Warmup improvements: more efficient trace representation
Hello everyone.
I'm pleased to inform that we've finished another round of improvements to the warmup performance of PyPy. Before I go into details, I'll recap the achievements that we've done since we've started working on the warmup performance. I picked a random PyPy from November 2014 (which is definitely before we started the warmup work) and compared it with a recent one, after 5.0. The exact revisions are respectively ffce4c795283 and cfbb442ae368. First let's compare pure warmup benchmarks that can be found in our benchmarking suite. Out of those, pypy-graph-alloc-removal numbers should be taken with a grain of salt, since other work could have influenced the results. The rest of the benchmarks mentioned is bottlenecked purely by warmup times.
You can see how much your program spends in warmup running PYPYLOG=jit-summary:- pypy your-program.py under "tracing" and "backend" fields (in the first three lines). An example looks like that:
[e00c145a41] {jit-summary Tracing: 71 0.053645 <- time spent tracing & optimizing Backend: 71 0.028659 <- time spent compiling to assembler TOTAL: 0.252217 <- total run time of the program
The results of the benchmarks
benchmark | time - old | time - new | speedup | JIT time - old | JIT time - new |
function_call | 1.86 | 1.42 | 1.3x | 1.12s | 0.57s |
function_call2 | 5.17s | 2.73s | 1.9x | 4.2s | 1.6s |
bridges | 2.77s | 2.07s | 1.3x | 1.5s | 0.8s |
pypy-graph-alloc-removal | 2.06s | 1.65s | 1.25x | 1.25s | 0.79s |
As we can see, the overall warmup benchmarks got up to 90% faster with JIT time dropping by up to 2.5x. We have more optimizations in the pipeline, with an idea how to transfer some of the JIT gains into more of a total program runtime by jitting earlier and more eagerly.

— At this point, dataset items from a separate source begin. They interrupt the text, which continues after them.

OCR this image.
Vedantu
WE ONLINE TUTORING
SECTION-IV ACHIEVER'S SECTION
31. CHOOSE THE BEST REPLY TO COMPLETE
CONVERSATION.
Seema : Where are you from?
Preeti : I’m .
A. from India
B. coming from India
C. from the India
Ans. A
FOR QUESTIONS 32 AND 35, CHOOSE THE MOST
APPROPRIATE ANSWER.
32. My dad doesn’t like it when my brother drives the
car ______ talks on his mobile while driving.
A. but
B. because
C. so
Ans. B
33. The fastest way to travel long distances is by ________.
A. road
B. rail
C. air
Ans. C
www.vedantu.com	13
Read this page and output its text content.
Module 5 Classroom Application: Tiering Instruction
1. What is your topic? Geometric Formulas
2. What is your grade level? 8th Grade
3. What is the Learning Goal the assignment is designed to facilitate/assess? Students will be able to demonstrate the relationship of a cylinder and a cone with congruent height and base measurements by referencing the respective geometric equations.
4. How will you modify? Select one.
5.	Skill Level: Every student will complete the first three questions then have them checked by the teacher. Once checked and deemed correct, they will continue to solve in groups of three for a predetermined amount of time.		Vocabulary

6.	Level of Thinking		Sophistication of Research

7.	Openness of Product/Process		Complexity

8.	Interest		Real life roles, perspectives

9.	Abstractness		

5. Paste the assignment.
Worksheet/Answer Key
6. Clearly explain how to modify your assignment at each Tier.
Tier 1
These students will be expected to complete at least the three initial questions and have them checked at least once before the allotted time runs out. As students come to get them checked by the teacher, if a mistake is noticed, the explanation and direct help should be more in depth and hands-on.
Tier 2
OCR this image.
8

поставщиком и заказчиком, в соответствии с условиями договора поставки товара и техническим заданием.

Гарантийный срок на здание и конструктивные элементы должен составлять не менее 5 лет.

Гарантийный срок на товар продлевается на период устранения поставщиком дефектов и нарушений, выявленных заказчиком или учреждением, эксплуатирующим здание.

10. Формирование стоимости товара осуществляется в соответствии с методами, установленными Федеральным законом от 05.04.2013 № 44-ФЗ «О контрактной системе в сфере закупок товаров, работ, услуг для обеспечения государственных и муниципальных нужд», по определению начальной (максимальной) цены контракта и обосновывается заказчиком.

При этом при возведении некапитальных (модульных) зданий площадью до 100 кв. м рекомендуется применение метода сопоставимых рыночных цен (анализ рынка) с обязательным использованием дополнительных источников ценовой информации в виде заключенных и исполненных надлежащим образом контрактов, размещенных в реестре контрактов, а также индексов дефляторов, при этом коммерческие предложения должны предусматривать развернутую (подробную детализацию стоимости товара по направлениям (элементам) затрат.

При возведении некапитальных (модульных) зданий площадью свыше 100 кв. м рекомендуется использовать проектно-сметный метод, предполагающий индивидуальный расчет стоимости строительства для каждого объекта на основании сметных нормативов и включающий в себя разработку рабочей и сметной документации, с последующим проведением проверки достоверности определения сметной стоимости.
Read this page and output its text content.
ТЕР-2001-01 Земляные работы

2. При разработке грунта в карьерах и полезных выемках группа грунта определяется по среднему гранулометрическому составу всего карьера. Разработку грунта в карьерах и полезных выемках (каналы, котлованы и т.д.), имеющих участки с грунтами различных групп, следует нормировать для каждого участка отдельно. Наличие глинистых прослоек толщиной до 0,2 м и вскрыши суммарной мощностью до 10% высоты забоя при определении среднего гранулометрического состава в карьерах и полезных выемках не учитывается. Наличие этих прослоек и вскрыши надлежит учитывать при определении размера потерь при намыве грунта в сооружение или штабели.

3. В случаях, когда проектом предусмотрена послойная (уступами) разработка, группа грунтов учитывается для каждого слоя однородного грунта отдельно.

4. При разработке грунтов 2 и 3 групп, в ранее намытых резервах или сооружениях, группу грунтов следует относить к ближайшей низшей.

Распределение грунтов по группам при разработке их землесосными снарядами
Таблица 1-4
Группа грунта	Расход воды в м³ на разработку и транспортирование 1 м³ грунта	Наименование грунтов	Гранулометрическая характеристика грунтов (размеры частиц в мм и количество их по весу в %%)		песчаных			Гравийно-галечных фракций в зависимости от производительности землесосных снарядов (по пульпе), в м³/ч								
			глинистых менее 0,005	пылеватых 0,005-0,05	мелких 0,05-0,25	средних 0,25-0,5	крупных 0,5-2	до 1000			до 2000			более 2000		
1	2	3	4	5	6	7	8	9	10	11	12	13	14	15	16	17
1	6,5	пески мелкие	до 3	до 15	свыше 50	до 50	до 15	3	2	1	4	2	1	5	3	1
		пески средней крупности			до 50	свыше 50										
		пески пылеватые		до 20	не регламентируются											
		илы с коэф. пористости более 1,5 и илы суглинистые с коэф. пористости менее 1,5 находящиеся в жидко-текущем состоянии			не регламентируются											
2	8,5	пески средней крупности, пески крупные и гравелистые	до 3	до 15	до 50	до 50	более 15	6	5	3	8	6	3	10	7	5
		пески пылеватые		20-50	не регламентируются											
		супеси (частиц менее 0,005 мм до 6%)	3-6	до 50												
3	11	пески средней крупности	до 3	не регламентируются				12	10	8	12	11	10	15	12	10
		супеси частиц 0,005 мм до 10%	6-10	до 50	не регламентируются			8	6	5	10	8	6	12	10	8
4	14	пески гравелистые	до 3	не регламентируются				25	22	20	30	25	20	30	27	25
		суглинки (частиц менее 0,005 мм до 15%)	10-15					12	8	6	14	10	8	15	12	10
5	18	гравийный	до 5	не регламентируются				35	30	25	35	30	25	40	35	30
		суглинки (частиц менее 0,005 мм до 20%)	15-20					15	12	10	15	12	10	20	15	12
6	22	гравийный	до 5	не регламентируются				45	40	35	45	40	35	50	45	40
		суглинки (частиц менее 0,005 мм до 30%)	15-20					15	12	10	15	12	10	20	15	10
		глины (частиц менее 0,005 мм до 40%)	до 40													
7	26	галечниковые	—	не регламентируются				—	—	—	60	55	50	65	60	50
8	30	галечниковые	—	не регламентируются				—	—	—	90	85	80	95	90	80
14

Details of the last round of optimizations
Now the nitty gritty details - what did we actually do? I covered a lot of warmup improvements in the past blog posts so I'm going to focus on the last change, the jit-leaner-frontend branch. This last change is simple, instead of using pointers to store the "operations" objects created during tracing, we use a compact list of 16-bit integers (with 16bit pointers in between). On 64bit machine the memory wins are tremendous - the new representation is 4x more efficient to use 16bit pointers than full 64bit pointers. Additionally, the smaller representation has much better cache behavior and much less pointer chasing in memory. It also has a better defined lifespan, so we don't need to bother tracking them by the GC, which also saves quite a bit of time.
The change sounds simple, but the details in the underlaying data mean that everything in the JIT had to be changed which took quite a bit of effort :-)
Going into the future on the JIT front, we have an exciting set of optimizations, ranging from faster loops through faster warmup to using better code generation techniques and broadening the kind of program that PyPy speeds up. Stay tuned for the updates.
We would like to thank our commercial partners for making all of this possible. The work has been performed by baroquesoftware and would not be possible without support from people using PyPy in production. If your company uses PyPy and want it to do more or does not use PyPy but has performance problems with the Python installation, feel free to get in touch with me, trust me using PyPy ends up being a lot cheaper than rewriting everything in go :-)
Best regards,
Maciej Fijalkowski
Comments
It would be nice to compare speed with C-Python and on short benchmarks, as that is where warmup time matters the most
Those benchmarks are very synthetic warmup-oriented ones. It means you exec() piece of code and then run it 2000 times and then exec again. Any other short-running programs have a lot more noise where you have multiple effects taking place and it would be really hard to compare between old and new pypy. That said it's a fair requirement, we have one more branch in the pipeline and I'll try to get more real world data.